Academic background
- Alma mater: University of Sydney, University of Münster
- Thesis: Umschlag und Verwandlung Poet. Struktur u. Dichtungstheorie in R. M. Rilkes Lyrik d. mittleren Perodie (1907-1914) (1970)

= Judith Ryan =

Professor of Germanic literatures

Judith L. Ryan is the emerita Robert K. and Dale J. Weary Research Professor of German and Comparative Literature at Harvard University. She is known for her work on German studies from the 19th century to the present.

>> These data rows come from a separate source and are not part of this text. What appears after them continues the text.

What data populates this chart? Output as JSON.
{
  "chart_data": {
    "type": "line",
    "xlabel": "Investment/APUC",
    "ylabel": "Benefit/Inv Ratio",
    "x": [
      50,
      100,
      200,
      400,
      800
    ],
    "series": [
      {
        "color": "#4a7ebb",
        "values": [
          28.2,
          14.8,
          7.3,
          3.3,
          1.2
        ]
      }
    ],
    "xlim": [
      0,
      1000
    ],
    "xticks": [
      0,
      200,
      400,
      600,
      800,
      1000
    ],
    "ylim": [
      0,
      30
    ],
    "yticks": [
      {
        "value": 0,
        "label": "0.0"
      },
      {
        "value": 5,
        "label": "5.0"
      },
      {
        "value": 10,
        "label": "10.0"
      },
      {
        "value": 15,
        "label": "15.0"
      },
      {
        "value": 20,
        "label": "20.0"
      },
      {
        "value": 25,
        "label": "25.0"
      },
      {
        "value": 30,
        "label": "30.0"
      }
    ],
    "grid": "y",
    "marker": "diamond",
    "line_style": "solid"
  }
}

== Education and career ==
A graduate of the University of Sydney, Australia, she received her doctorate at the University of Münster, Germany, in 1970. Before joining the faculty at Harvard University in 1985, she taught at Smith College in Northampton, Massachusetts.

As of 2025 she is the emerita Robert K. and Dale J. Weary Research Professor of German and Comparative Literature.'

== Awards and honors ==
Ryan received the Humboldt Research Award in 2009-2010. She received the Basilius Award for Germanics for her book The Uncompleted Past: Postwar German Novels and the Third Reich and was twice awarded the Max Kade Prize for Best Article of the year in The German Quarterly (in 1982 and 1990).

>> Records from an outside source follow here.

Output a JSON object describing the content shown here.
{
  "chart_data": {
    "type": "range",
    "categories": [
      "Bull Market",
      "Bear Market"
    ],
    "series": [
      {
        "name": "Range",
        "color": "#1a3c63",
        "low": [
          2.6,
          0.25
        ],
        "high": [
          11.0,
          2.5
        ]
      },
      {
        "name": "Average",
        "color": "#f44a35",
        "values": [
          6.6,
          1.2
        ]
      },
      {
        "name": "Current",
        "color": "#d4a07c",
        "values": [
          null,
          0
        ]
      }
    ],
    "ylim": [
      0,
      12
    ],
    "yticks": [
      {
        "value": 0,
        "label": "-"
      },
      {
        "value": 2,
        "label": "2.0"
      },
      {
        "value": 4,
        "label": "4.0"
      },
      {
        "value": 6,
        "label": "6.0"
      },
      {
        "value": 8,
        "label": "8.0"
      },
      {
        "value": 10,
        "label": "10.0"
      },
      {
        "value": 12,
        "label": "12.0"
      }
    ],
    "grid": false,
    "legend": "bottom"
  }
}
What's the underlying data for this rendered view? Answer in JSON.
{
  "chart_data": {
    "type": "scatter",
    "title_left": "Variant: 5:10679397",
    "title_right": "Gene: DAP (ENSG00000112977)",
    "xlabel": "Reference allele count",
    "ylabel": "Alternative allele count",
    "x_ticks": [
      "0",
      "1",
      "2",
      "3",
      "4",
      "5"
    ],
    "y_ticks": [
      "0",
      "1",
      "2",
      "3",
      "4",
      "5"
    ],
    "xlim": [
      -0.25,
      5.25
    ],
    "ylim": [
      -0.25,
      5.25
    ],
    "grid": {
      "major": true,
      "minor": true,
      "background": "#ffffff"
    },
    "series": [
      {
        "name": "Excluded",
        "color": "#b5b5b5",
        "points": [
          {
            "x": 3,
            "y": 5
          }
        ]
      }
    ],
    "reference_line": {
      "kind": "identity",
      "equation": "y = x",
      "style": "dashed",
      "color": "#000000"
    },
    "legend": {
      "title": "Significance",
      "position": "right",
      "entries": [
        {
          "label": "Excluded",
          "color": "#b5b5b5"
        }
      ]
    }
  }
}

== Selected publications ==
- Ryan, Judith. The Cambridge Introduction to German Poetry. Cambridge: Cambridge University Press, 2012.
- Ryan, Judith. The Novel After Theory. New York: Columbia University Press, 2012.
- Wellbery, David, and Judith Ryan. A New History of German Literature. Cambridge, MA: Harvard University Press 2004, 2004.
- Ryan, Judith. Rilke, Modernism and Poetic Tradition. Cambridge UK: Cambridge University Press, 1999.
- Ryan, Judith. The Vanishing Subject: Early Psychology and Literary Modernism. Chicago: Chicago University Press, 1991.
- Ryan, Judith. The Uncompleted Past: Postwar German Novels and the Third Reich. Detroit: Wayne State University Press, 1983.
- Ryan, Judith. Umschlag und Verwandlung. Poetische Struktur und Dichtungstheorie in R. M. Rilkes Lyrik der mittleren Periode (1907-1914). Munich: Winkler, 1972.